I wrote that piece in July 2013, alongside another that asked, Which CRM companies are ready to dance with VRM? In the comments below, Ray Wang, the Founder, Chairman and Principal Analyst at Constellation Research, provided a simple answer: “They aren’t ready. They live in a world of transactions.”

Yet signals between computing systems are also transactional. The surveillance system in your new car is already transacting intelligence about your driving with the company that made the car, plus its third parties (e.g. insurance companies). Now, what if you could, when you wish, share notes or questions about your experience as a driver? For example—

  • How there is a risk that something pointed and set in the trunk can easily puncture the rear bass speaker screwed into the trunk’s roof and is otherwise unprotected
  • How some of the dashboard readouts could be improved
  • How coins or pens dropped next to the console between the front seats risk disappearing to who-knows-where
  • How you really like the way your headlights angle to look down bends in the road

(Those are all things I’d like to tell Toyota about my wife’s very nice (but improvable) new 2020 Camry XLE Hybrid. )
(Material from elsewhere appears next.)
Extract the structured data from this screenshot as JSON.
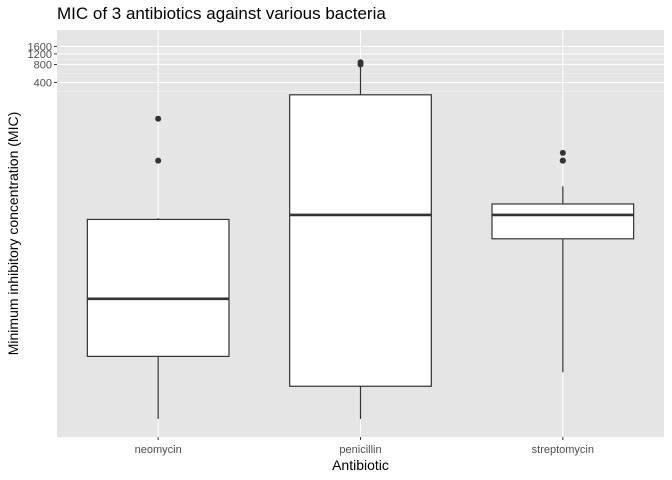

We also visited what could be done in How a real customer relationship ought to work in 2014 and in Market intelligence that flows both ways in 2016. In that one we use the example of my experience with a pair of Lamo moccasins that gradually lost their soles, but not their souls (I still have and love them):

By giving these things a pico (a digital twin of itself, or what we might call internet-of-thing-ness without onboard smarts), it is not hard to conceive a conduit through which reports of experience might flow from customer to company, while words of advice, reassurance or whatever might flow back in the other direction:

That’s transactional, but it also makes for a far better relationship that what today’s CRM systems alone can imagine.

It also enlarges what “good customer” means. It’s just one way how, as it says at the top, good customers can work with good companies.

Something we’ve noticed in Pandemic Time is that both customers and companies are looking for better ways to get along, and throwing out old norms right and left. (Such as, on the corporate side, needing to work in an office when the work can also be done at home.)

We’ll be vetting some of those ways at VRM/CuCo Day, Monday 19 April. That’s the day before the Internet Identity Workshop, where many of us will be talking and working on bringing ideas like these to market. The first is free, and the second is cheap considering it’s three days long and the most leveraged conference of any kind I have ever known. See you there.


*Google continued scanning books after that time, but the methods differed, and some results are often odd. (For example, if your search goes to 2019, the last year they cover, the  results start dropping in 2009, hit zero in 2012 and stay at zero after that—which is clearly wrong as well as odd.)

†This graphic, and the whole concept, are inventions of Estaban Kolsky, one of the world’s great marketing minds. By the way, Estaban introduced the concept here in 2010, calling it “the experience continuum.” The graphic above comes from a since-vanished page at Oracle.